Egypt fears Nile backlash from Ethiopia’s turmoil
CAIRO - The resignation of Ethiopian Prime Minister Hailemariam Desalegn alarmed Egyptian officials concerned about Nile water sharing issues stemming from Ethiopia’s Grand Renaissance Dam.
Desalegn, who stepped down because of anti-government protests, said his resignation was necessary “to carry out reforms that would lead to sustainable peace and democracy.”
Protracted unrest and political change in Ethiopia could have negative repercussions on stalled negotiations over the dam, analysts said.
“There is not a shred of doubt that the outcome of what is happening in Ethiopia now will leave its mark on dam talks with Egypt,” said water expert Dia al-Din al-Qosy. “Egypt is full of hope that a change of course in these negotiations will not happen.”
Egypt’s main fear is that radical political change in Ethiopia could allow Addis Ababa to change its negotiating position on the dam project, which it said would bring in billions of dollars in revenues each year.
Ethiopia is nearing completion of the hydroelectric dam but questions remain over the filling of the dam.
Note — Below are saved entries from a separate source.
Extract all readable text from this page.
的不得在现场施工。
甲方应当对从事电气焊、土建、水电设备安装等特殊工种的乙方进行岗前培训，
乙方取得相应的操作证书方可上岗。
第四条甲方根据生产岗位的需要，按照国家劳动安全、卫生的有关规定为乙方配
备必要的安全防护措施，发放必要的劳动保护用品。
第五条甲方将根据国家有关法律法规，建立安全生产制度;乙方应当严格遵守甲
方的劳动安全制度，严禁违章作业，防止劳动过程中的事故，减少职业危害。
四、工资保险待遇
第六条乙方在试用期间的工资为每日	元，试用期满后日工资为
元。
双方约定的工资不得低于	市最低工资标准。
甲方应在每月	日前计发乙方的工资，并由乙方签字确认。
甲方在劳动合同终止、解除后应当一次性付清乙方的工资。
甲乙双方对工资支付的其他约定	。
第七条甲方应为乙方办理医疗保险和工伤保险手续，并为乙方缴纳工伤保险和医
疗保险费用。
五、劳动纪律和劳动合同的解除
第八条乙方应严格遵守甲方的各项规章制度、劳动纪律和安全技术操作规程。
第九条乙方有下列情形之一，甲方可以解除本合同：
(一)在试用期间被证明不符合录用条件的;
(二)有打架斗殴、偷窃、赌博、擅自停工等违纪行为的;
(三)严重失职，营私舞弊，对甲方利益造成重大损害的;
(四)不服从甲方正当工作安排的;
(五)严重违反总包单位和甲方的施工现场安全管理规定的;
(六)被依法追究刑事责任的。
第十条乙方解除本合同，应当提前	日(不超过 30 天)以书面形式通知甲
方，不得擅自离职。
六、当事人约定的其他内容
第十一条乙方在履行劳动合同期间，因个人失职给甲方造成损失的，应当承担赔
Cairo, which is battling water scarcity and depends on the Nile for more than 55 billion cubic metres of water per year, warned that Ethiopia’s 3-year time frame to fill the dam reservoir would greatly reduce its water supply. Egypt’s annual water deficit is already nearly 20 billion cubic metres.
Years of negotiations over the technical and environment effects the dam will have on Egypt and Sudan have not delivered solutions all sides agree on and Egyptians are increasingly concerned about the dam’s long-term effects.
Things seemed to take a turn for the better on January 29 when Egyptian President Abdel Fattah al-Sisi met with Desalegn and Sudanese President Omar al-Bashir in Addis Ababa on the sidelines of African Union meetings.
The three leaders emerged from their meeting together, hands clasped, and said issues over the dam had been resolved.
“Be absolutely reassured. There is no crisis. We are all one and there is no harm to any party,” Sisi said. The trio announced a 1-month time frame for positing a solution to the deadlock.
Desalegn’s resignation, however, returned concerns that the impasse on the issue could remain.
“The worry here is that we can have a new government in Ethiopia that demands a start of negotiations on the Nile dam from the very beginning,” said Hussein Haridi, a former Egyptian assistant foreign minister. “This will be catastrophic.”
Construction of the dam has continued unabated.
“This means that Egypt will end up facing an irreversible situation on the ground,” Haridi said.
The leaders of Egypt, Ethiopia and Sudan signed a declaration of principles in March 2015, pledging not to cause harm to each other and to turn the Nile into a source of cooperation, not conflict.
While a proposed solution had not been officially announced, there were leaked reports of a potential deal to end the standoff ahead of the 1-month deadline, set to expire at the end of February.
The deal, Egyptian media reports said, would have seen Egypt attempt to temporarily reduce its use of water by avoiding water-consuming crops, such as rice, and would increase imports while Ethiopia filled the reservoir.
The World Bank, details of the leaked deal indicated, would initially make up for Egypt’s increase in imports with Ethiopia ultimately bearing the cost through future revenue generated from the hydroelectric dam.
Ethiopia has requested to postpone a tripartite ministerial-level meeting on the dam with Egypt and Sudan at the end of February in Khartoum, the Sudanese government said.
It is unknown whether Ethiopia’s next government will follow the negotiating line pursued by Desalegn’s administration. Some observers said they were hopeful that the Ethiopian and Egyptian water ministries will ensure parity.
“The governments in Egypt, Ethiopia and Sudan have managed to develop real understanding of the concerns of each other, especially when it comes to the dam project,” said Hatem Bashat, a member of the Egyptian parliament’s African Affairs Committee. “We are full of confidence that nothing will change because this is not about persons but about countries talking to each other.”